A few weeks ago, I was reviewing some code, and found something similar to this:
 
std::string host = ...;

int port = 23;
size_t pos = host.find(":");
if (pos != host.npos)
{
port = atoi(host.substr(pos + 1).c_str());
host = host.substr(0, pos);
}

Looks reasonable enough. This code parses a parameter in “host:port” format. It's perfectly decent where it appears. It will run rarely, once per process invocation, so performance is irrelevant. It’s an acceptable way to achieve what’s intended.

But suppose this code was in a tight inner loop.

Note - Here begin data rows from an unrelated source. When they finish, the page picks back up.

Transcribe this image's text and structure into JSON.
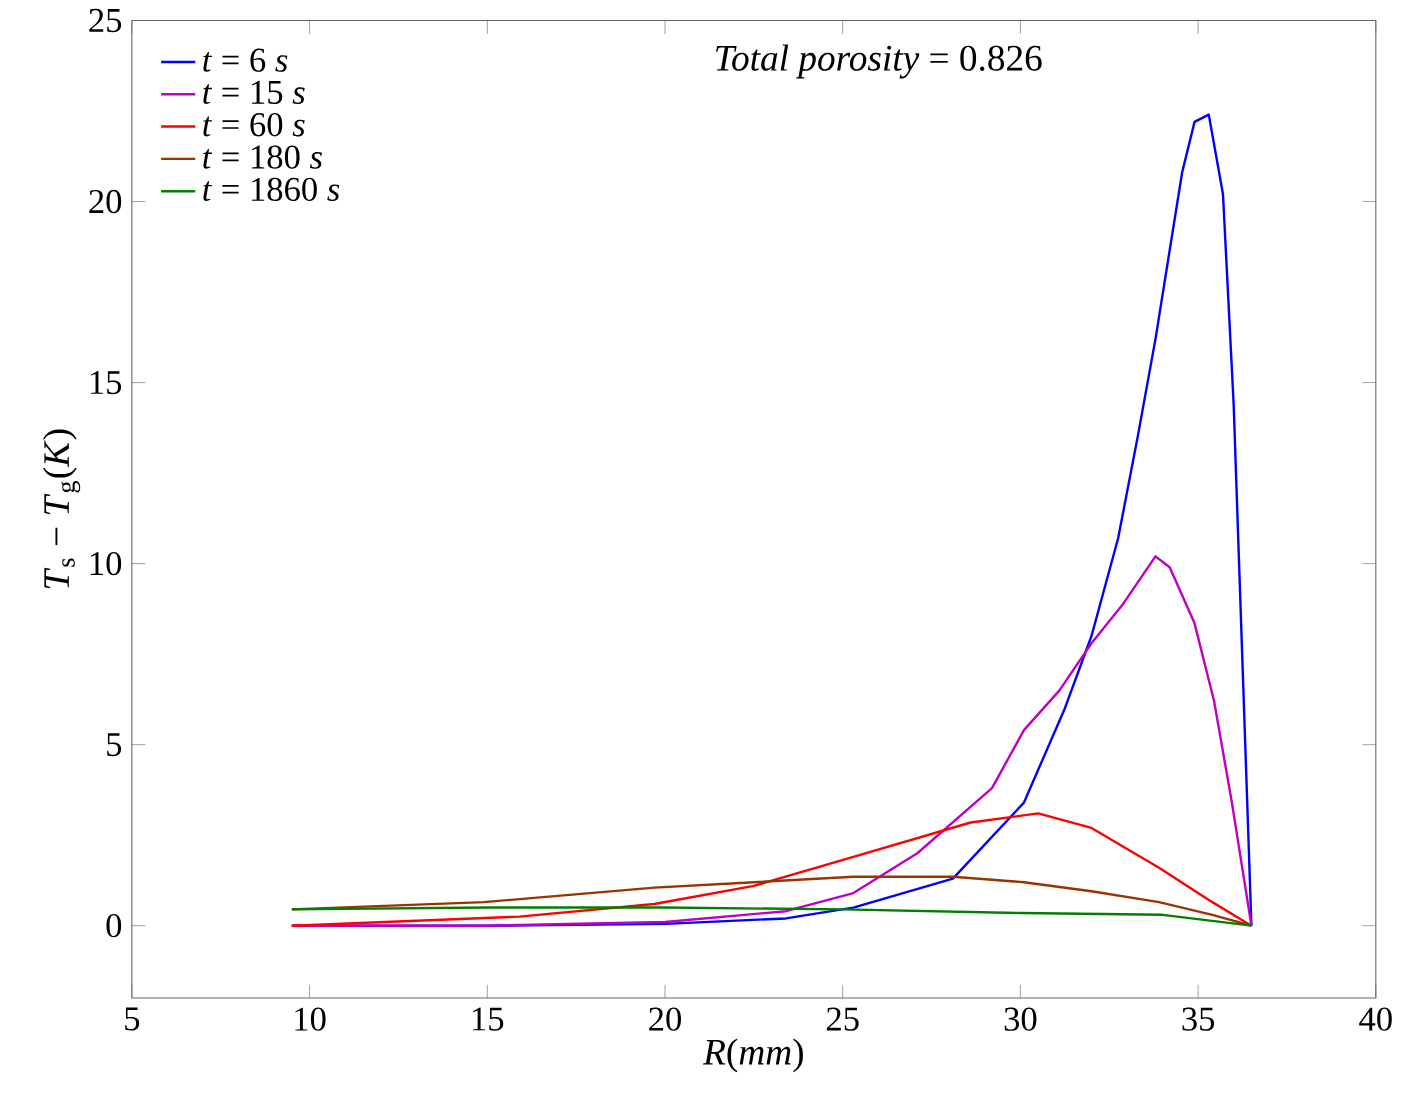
{
  "chart_data": {
    "type": "line",
    "xlabel": "*R*(*mm*)",
    "ylabel": "*T*$_{s}$ − *T*$_{g}$(*K*)",
    "annotations": [
      "*Total porosity* = 0.826"
    ],
    "xlim": [
      5,
      40
    ],
    "ylim": [
      -2,
      25
    ],
    "xticks": [
      5,
      10,
      15,
      20,
      25,
      30,
      35,
      40
    ],
    "yticks": [
      0,
      5,
      10,
      15,
      20,
      25
    ],
    "legend": "top left",
    "grid": false,
    "series": [
      {
        "name": "*t* = 6 *s*",
        "color": "#0000ff",
        "x": [
          9.5,
          15,
          20,
          23.4,
          25.3,
          28.1,
          30.1,
          31.25,
          32.0,
          32.75,
          33.3,
          33.8,
          34.55,
          34.9,
          35.3,
          35.7,
          36.0,
          36.5
        ],
        "values": [
          0,
          0,
          0.05,
          0.2,
          0.5,
          1.3,
          3.4,
          6.0,
          8.0,
          10.7,
          13.5,
          16.2,
          20.8,
          22.2,
          22.4,
          20.2,
          14.4,
          0
        ]
      },
      {
        "name": "*t* = 15 *s*",
        "color": "#c000c0",
        "x": [
          9.5,
          15,
          20,
          23.4,
          25.3,
          27.1,
          29.2,
          30.1,
          31.1,
          32.0,
          32.9,
          33.8,
          34.2,
          34.9,
          35.45,
          35.95,
          36.5
        ],
        "values": [
          0,
          0,
          0.1,
          0.4,
          0.9,
          2.0,
          3.8,
          5.4,
          6.5,
          7.8,
          8.9,
          10.2,
          9.9,
          8.35,
          6.2,
          3.4,
          0
        ]
      },
      {
        "name": "*t* = 60 *s*",
        "color": "#ff0000",
        "x": [
          9.5,
          15.9,
          19.7,
          22.5,
          25.3,
          28.6,
          30.5,
          32.0,
          33.9,
          35.4,
          36.5
        ],
        "values": [
          0,
          0.25,
          0.6,
          1.1,
          1.9,
          2.85,
          3.1,
          2.7,
          1.6,
          0.65,
          0
        ]
      },
      {
        "name": "*t* = 180 *s*",
        "color": "#993300",
        "x": [
          9.5,
          14.9,
          19.7,
          22.5,
          25.3,
          28.1,
          30.1,
          32.0,
          33.9,
          35.4,
          36.5
        ],
        "values": [
          0.45,
          0.65,
          1.05,
          1.2,
          1.35,
          1.35,
          1.2,
          0.95,
          0.65,
          0.3,
          0
        ]
      },
      {
        "name": "*t* = 1860 *s*",
        "color": "#008000",
        "x": [
          9.5,
          15,
          20,
          25,
          30,
          34,
          36.5
        ],
        "values": [
          0.45,
          0.5,
          0.5,
          0.45,
          0.35,
          0.3,
          0
        ]
      }
    ]
  }
}
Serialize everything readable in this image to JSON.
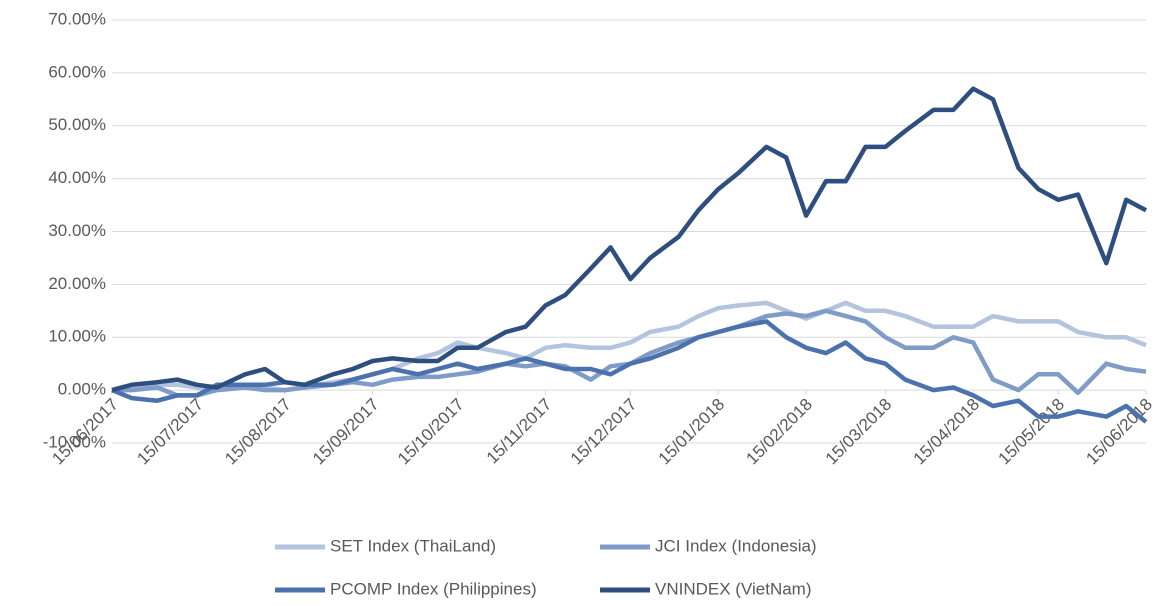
{
  "chart_data": {
    "type": "line",
    "x": [
      "15/06/2017",
      "22/06/2017",
      "01/07/2017",
      "08/07/2017",
      "15/07/2017",
      "22/07/2017",
      "01/08/2017",
      "08/08/2017",
      "15/08/2017",
      "22/08/2017",
      "01/09/2017",
      "08/09/2017",
      "15/09/2017",
      "22/09/2017",
      "01/10/2017",
      "08/10/2017",
      "15/10/2017",
      "22/10/2017",
      "01/11/2017",
      "08/11/2017",
      "15/11/2017",
      "22/11/2017",
      "01/12/2017",
      "08/12/2017",
      "15/12/2017",
      "22/12/2017",
      "01/01/2018",
      "08/01/2018",
      "15/01/2018",
      "22/01/2018",
      "01/02/2018",
      "08/02/2018",
      "15/02/2018",
      "22/02/2018",
      "01/03/2018",
      "08/03/2018",
      "15/03/2018",
      "22/03/2018",
      "01/04/2018",
      "08/04/2018",
      "15/04/2018",
      "22/04/2018",
      "01/05/2018",
      "08/05/2018",
      "15/05/2018",
      "22/05/2018",
      "01/06/2018",
      "08/06/2018",
      "15/06/2018"
    ],
    "series": [
      {
        "name": "SET Index (ThaiLand)",
        "color": "#b4c3de",
        "values": [
          0,
          0.5,
          1,
          1,
          0.5,
          0,
          0.5,
          0.5,
          0,
          0.5,
          1.5,
          2,
          3,
          4,
          6,
          7,
          9,
          8,
          7,
          6,
          8,
          8.5,
          8,
          8,
          9,
          11,
          12,
          14,
          15.5,
          16,
          16.5,
          15,
          13.5,
          15,
          16.5,
          15,
          15,
          14,
          12,
          12,
          12,
          14,
          13,
          13,
          13,
          11,
          10,
          10,
          8.5
        ]
      },
      {
        "name": "JCI Index (Indonesia)",
        "color": "#7f9bc8",
        "values": [
          0,
          0,
          0.5,
          -1,
          -1,
          0,
          0.5,
          0,
          0,
          0.5,
          1,
          1.5,
          1,
          2,
          2.5,
          2.5,
          3,
          3.5,
          5,
          4.5,
          5,
          4.5,
          2,
          4.5,
          5,
          7,
          9,
          10,
          11,
          12,
          14,
          14.5,
          14,
          15,
          14,
          13,
          10,
          8,
          8,
          10,
          9,
          2,
          0,
          3,
          3,
          -0.5,
          5,
          4,
          3.5
        ]
      },
      {
        "name": "PCOMP Index (Philippines)",
        "color": "#4b72ad",
        "values": [
          0,
          -1.5,
          -2,
          -1,
          -1,
          1,
          1,
          1,
          1.5,
          1,
          1,
          2,
          3,
          4,
          3,
          4,
          5,
          4,
          5,
          6,
          5,
          4,
          4,
          3,
          5,
          6,
          8,
          10,
          11,
          12,
          13,
          10,
          8,
          7,
          9,
          6,
          5,
          2,
          0,
          0.5,
          -1,
          -3,
          -2,
          -5,
          -5,
          -4,
          -5,
          -3,
          -6
        ]
      },
      {
        "name": "VNINDEX (VietNam)",
        "color": "#2e4f7e",
        "values": [
          0,
          1,
          1.5,
          2,
          1,
          0.5,
          3,
          4,
          1.5,
          1,
          3,
          4,
          5.5,
          6,
          5.5,
          5.5,
          8,
          8,
          11,
          12,
          16,
          18,
          23,
          27,
          21,
          25,
          29,
          34,
          38,
          41,
          46,
          44,
          33,
          39.5,
          39.5,
          46,
          46,
          49,
          53,
          53,
          57,
          55,
          42,
          38,
          36,
          37,
          24,
          36,
          34
        ]
      }
    ],
    "xlim": [
      "15/06/2017",
      "15/06/2018"
    ],
    "xticks": [
      "15/06/2017",
      "15/07/2017",
      "15/08/2017",
      "15/09/2017",
      "15/10/2017",
      "15/11/2017",
      "15/12/2017",
      "15/01/2018",
      "15/02/2018",
      "15/03/2018",
      "15/04/2018",
      "15/05/2018",
      "15/06/2018"
    ],
    "ylim": [
      -10,
      70
    ],
    "yticks": [
      {
        "value": -10,
        "label": "-10.00%"
      },
      {
        "value": 0,
        "label": "0.00%"
      },
      {
        "value": 10,
        "label": "10.00%"
      },
      {
        "value": 20,
        "label": "20.00%"
      },
      {
        "value": 30,
        "label": "30.00%"
      },
      {
        "value": 40,
        "label": "40.00%"
      },
      {
        "value": 50,
        "label": "50.00%"
      },
      {
        "value": 60,
        "label": "60.00%"
      },
      {
        "value": 70,
        "label": "70.00%"
      }
    ],
    "grid": true,
    "legend": "bottom"
  }
}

Suppose it was part of a parser that needs to digest hundreds of megabytes of data, and performance is relevant.

In that case, this code does two suboptimal things:
  • A heap allocation to copy the “port” portion of the string into. Why not just read the number from the original string?
  • Another heap allocation to copy the “host” portion of the string. Again, why not just read from the original string?

Seq as an improvement over std::string const&

There are two purposes for which C++ programmers commonly use strings:
  1. To store and own character content. This is what string and wstring do.
  2. To pass character content without passing ownership. This is what string const& does.
I argue that passing string const& is almost always a mistake. It chains the string provider in ways that aren't necessary for the consumer to read the string. All you really need is to pass a pointer and a length. You need a lightweight Seq object.

A Seq object, essentially, is this:
 
struct Seq
{
byte const* p { nullptr };
size_t n { 0 };
};

In practice, a useful Seq implementation will also contain numerous methods that a user can use to read from the Seq. My implementation has these, among others:
 
struct Seq
{
...
uint ReadByte (...)
uint ReadHexEncodedByte (...)
uint ReadUtf8Char (...)
Seq ReadBytes (...)
Seq ReadUtf8_MaxBytes (...)
Seq ReadUtf8_MaxChars (...)
Seq ReadToByte (...)
Seq ReadToFirstOf (...)
Seq ReadToFirstOfType (...)
Seq ReadToFirstNotOf (...)
Seq ReadToFirstNotOfType (...)
Seq ReadToString (...)
Seq ReadLeadingNewLine (...)
uint64 ReadNrUInt64 (...)
int64 ReadNrSInt64 (...)
uint32 ReadNrUInt32 (...)
uint16 ReadNrUInt16 (...)
byte ReadNrByte (...)
uint64 ReadNrUInt64Dec (...)
int64 ReadNrSInt64Dec (...)
uint32 ReadNrUInt32Dec (...)
uint16 ReadNrUInt16Dec (...)
byte ReadNrByteDec (...)
double ReadDouble (...)
Time ReadIsoStyleTimeStr (...)
...
};

You get the idea. All the basic primitives you'd need to read character content belong in Seq.

The basic benefit of Seq is that it's lightweight, containing only a pointer and a length, and can point not just to a whole string, but also a substring. It does not require unnecessary functionality, like a whole string object, just to pass a sequence of characters without ownership.

A secondary, but even more central benefit is that it serves as a focal point for a powerful set of string reading methods that leverage each other, allowing for both elegant and efficient string reading.

Using Seq, the earlier "host:port" example can be rewritten like this:
 
Seq hostPort = ...;

Seq host = hostPort.ReadToByte(:);
uint32 port = 23;
if (hostPort.n)
port = hostPort.Drop(1).ReadNrUInt32Dec();

This is not more complex than the string version. Yet this version does its task without unnecessary heap allocations, and would be much more efficient if implemented where performance matters.

So, it's like std::string_view?

The proposed C++ extension std::string_view implements a similar concept. Main differences:
  • std::string_view is mainly the lightweight reference. It lacks a powerful library of string reading methods. Seq, as in the example above, shows emphasis on stream-like reading. Read methods consume part of Seq and return the part that was read as another Seq. A fully useful Seq implementation covers the basic primitives of string reading in an elegant way.
  • std::string_view is an std::long_inconvenient_name. However, this is understandable given a standard library designed by dark warlocks whose mystical powers derive from conjuring, and causing the world to use, long inconvenient names. :)
I emphasize the use of Seq as a default for string passing and reading, not special case. This is encouraged by giving it a practical name, and building a library of string reading methods around it.

std::string_view could do the same, but it needs more power than just remove_prefix and remove_suffix.